Environmental & Science Education, STEM, Agriculture, Society, Sustainability
Ed Hessler
The headline below from the StarTribune business section for August 20, 2023 caught my attention. The photograph at the top --a page wide -- of an orchard in Michigan also drew me in. I was led me to speculate, assume I knew what was ahead. I didn't The headline:
"Michigan Cherry Farmers Abandoning Business."
The reporting, reprinted in the Star Tribune is by Candice Williams of the Detroit News.
You probably know where I'm going with respect to the cause.
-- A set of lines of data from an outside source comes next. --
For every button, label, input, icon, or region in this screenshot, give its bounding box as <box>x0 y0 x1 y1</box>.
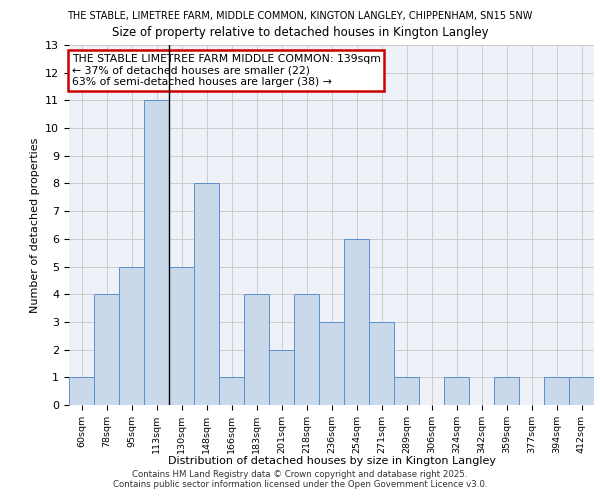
Bar <box>94 294 119 405</box>
Bar <box>219 378 244 405</box>
Bar <box>269 350 294 405</box>
Bar <box>69 378 94 405</box>
Bar <box>369 322 394 405</box>
Text: THE STABLE, LIMETREE FARM, MIDDLE COMMON, KINGTON LANGLEY, CHIPPENHAM, SN15 5NW: THE STABLE, LIMETREE FARM, MIDDLE COMMON… <box>67 12 533 22</box>
Bar <box>494 378 519 405</box>
Bar <box>569 378 594 405</box>
Bar <box>394 378 419 405</box>
Text: Contains HM Land Registry data © Crown copyright and database right 2025.
Contai: Contains HM Land Registry data © Crown c… <box>113 470 487 489</box>
Bar <box>244 294 269 405</box>
Text: THE STABLE LIMETREE FARM MIDDLE COMMON: 139sqm
← 37% of detached houses are smal: THE STABLE LIMETREE FARM MIDDLE COMMON: … <box>71 54 380 87</box>
Bar <box>544 378 569 405</box>
Bar <box>144 100 169 405</box>
Y-axis label: Number of detached properties: Number of detached properties <box>29 138 40 312</box>
Bar <box>119 266 144 405</box>
Bar <box>294 294 319 405</box>
Text: Size of property relative to detached houses in Kington Langley: Size of property relative to detached ho… <box>112 26 488 39</box>
Bar <box>194 184 219 405</box>
Bar <box>319 322 344 405</box>
X-axis label: Distribution of detached houses by size in Kington Langley: Distribution of detached houses by size … <box>167 456 496 466</box>
Bar <box>344 239 369 405</box>
Bar <box>169 266 194 405</box>
Bar <box>444 378 469 405</box>
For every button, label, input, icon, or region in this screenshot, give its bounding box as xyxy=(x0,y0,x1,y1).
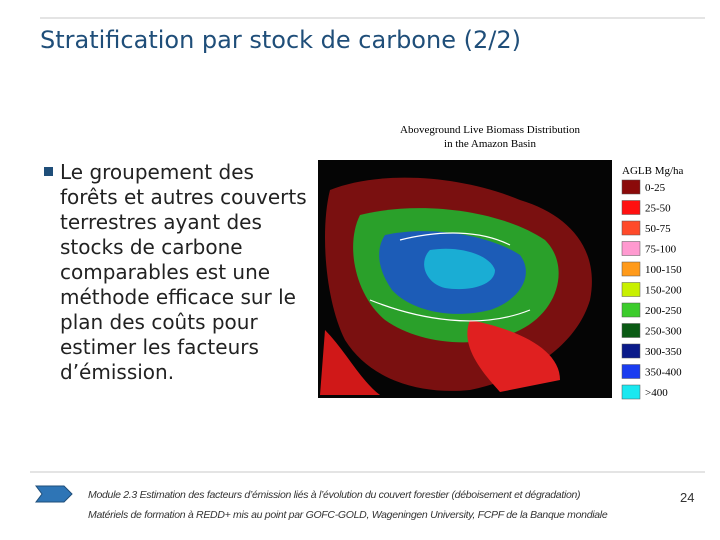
legend-label: 50-75 xyxy=(645,223,671,235)
legend-swatch xyxy=(621,364,641,379)
legend-box xyxy=(616,160,708,398)
legend-title: AGLB Mg/ha xyxy=(622,165,684,177)
legend-swatch xyxy=(621,302,641,318)
bullet-text: Le groupement des forêts et autres couve… xyxy=(60,160,307,384)
figure-title: in the Amazon Basin xyxy=(444,138,536,150)
legend-label: 200-250 xyxy=(645,305,682,317)
legend-swatch xyxy=(621,343,641,359)
legend-swatch xyxy=(621,282,641,297)
legend-label: 350-400 xyxy=(645,367,682,379)
legend-swatch xyxy=(621,179,641,195)
legend-label: 150-200 xyxy=(645,285,682,297)
slide-title: Stratification par stock de carbone (2/2… xyxy=(40,26,521,54)
legend-label: 25-50 xyxy=(645,203,671,215)
legend-label: >400 xyxy=(645,387,668,399)
legend-swatch xyxy=(621,220,641,236)
legend-label: 75-100 xyxy=(645,244,677,256)
legend-label: 300-350 xyxy=(645,346,682,358)
legend-label: 100-150 xyxy=(645,264,682,276)
legend-swatch xyxy=(621,261,641,277)
page-number: 24 xyxy=(680,490,695,505)
legend-label: 250-300 xyxy=(645,326,682,338)
footer-line: Module 2.3 Estimation des facteurs d’émi… xyxy=(88,489,581,501)
legend-label: 0-25 xyxy=(645,182,666,194)
legend-swatch xyxy=(621,241,641,256)
figure-title: Aboveground Live Biomass Distribution xyxy=(400,124,580,136)
footer-arrow xyxy=(35,485,73,503)
legend-swatch xyxy=(621,323,641,338)
legend-swatch xyxy=(621,384,641,400)
legend-swatch xyxy=(621,200,641,215)
bullet-mark xyxy=(44,167,53,176)
map xyxy=(318,160,612,398)
footer-line: Matériels de formation à REDD+ mis au po… xyxy=(88,509,608,521)
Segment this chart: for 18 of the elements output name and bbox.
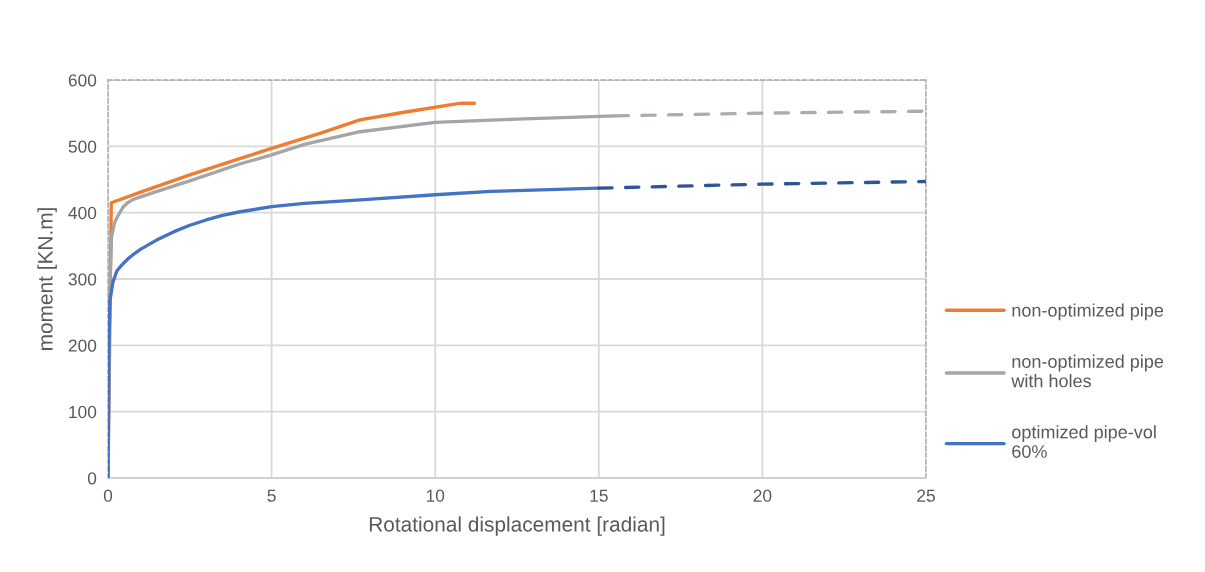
y-tick-label: 500 [68, 140, 97, 153]
x-tick-label: 0 [103, 489, 113, 502]
y-tick-label: 600 [68, 74, 97, 87]
x-tick-label: 5 [267, 489, 276, 502]
legend-label: optimized pipe-vol 60% [1012, 425, 1156, 458]
y-axis-title: moment [KN.m] [37, 208, 57, 350]
legend-label: non-optimized pipe with holes [1011, 354, 1164, 388]
y-tick-label: 300 [68, 273, 97, 286]
legend-label: non-optimized pipe [1012, 303, 1164, 321]
y-tick-label: 400 [68, 206, 97, 220]
x-tick-label: 25 [917, 489, 935, 502]
y-tick-label: 100 [69, 405, 97, 419]
x-axis-title: Rotational displacement [radian] [369, 516, 665, 536]
x-tick-label: 10 [426, 489, 445, 502]
y-tick-label: 200 [68, 339, 97, 352]
x-tick-label: 15 [590, 489, 608, 502]
y-tick-label: 0 [87, 472, 97, 485]
x-tick-label: 20 [753, 489, 772, 502]
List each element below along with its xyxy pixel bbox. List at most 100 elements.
I thought of global change, particularly climate change.
It is due to local and global changes but ones very easily overlooked by most of us as we go about our business.
The list can be reduced to two: "weather concerns and competition from imports that have driven down -- and in some cases eliminated --- profits for tart cherry farmers."
At one time Michigan was the top tart cherry producer but in 2012, writes Williams, the "tart cherry crop harvest was low, blamed on bad weather." The result was that "U.S. processors turned to imports to fill the gap." "Julie Gordon, president at the Cherry Marketing Institute in Dewitt, Mich," noted that "most of our processors went back to domestic product, but then some of them did not. ... Over the years, it's just increased."
What happens when the decision is made by farmers to "stop growing cherries is that they remove the trees from their orchards so they don't become a haven for insects and diseases that would impact other farmers." Other factors have come into play as well, e.g., "invasive species...suburban sprawl, markets that favor imports with their support of low prices, etc.... ... making it more economically feasible to develop the land."
The reporting is sprinkled throughout with comments from others including farmers, one a "fourth generation farmer, John Pulcipher" who went out of business and Doug White, a neighbor who lives close by who is also "exiting the business."
White puts it plainly "'Business has changed. I guess I need to move on. The margins aren't there" as Pulcipher also noted. White has some ideas and hopes for how the land might be used which depend on investors, one of which will still allow "'people (to) come and enjoy the views that I've had over 35 years." The photograph gracing this article give you an idea of just how lovely that view is.
Sour cherry farmers have very few options.
Who knows whether and for how long current conditions will be stable. It is not hard to imagine changes in some of these variables, e.g., tariff regulations, unforeseen supply chain changes, the energy costs of importing sour cherries as well as such costs in the domestic distribution network. You can imagine others. Our global interdependence in just one of these--farming practices, new environmental regulations, a series of bad weather, climate change could lead to much deeper and wide-ranging problems.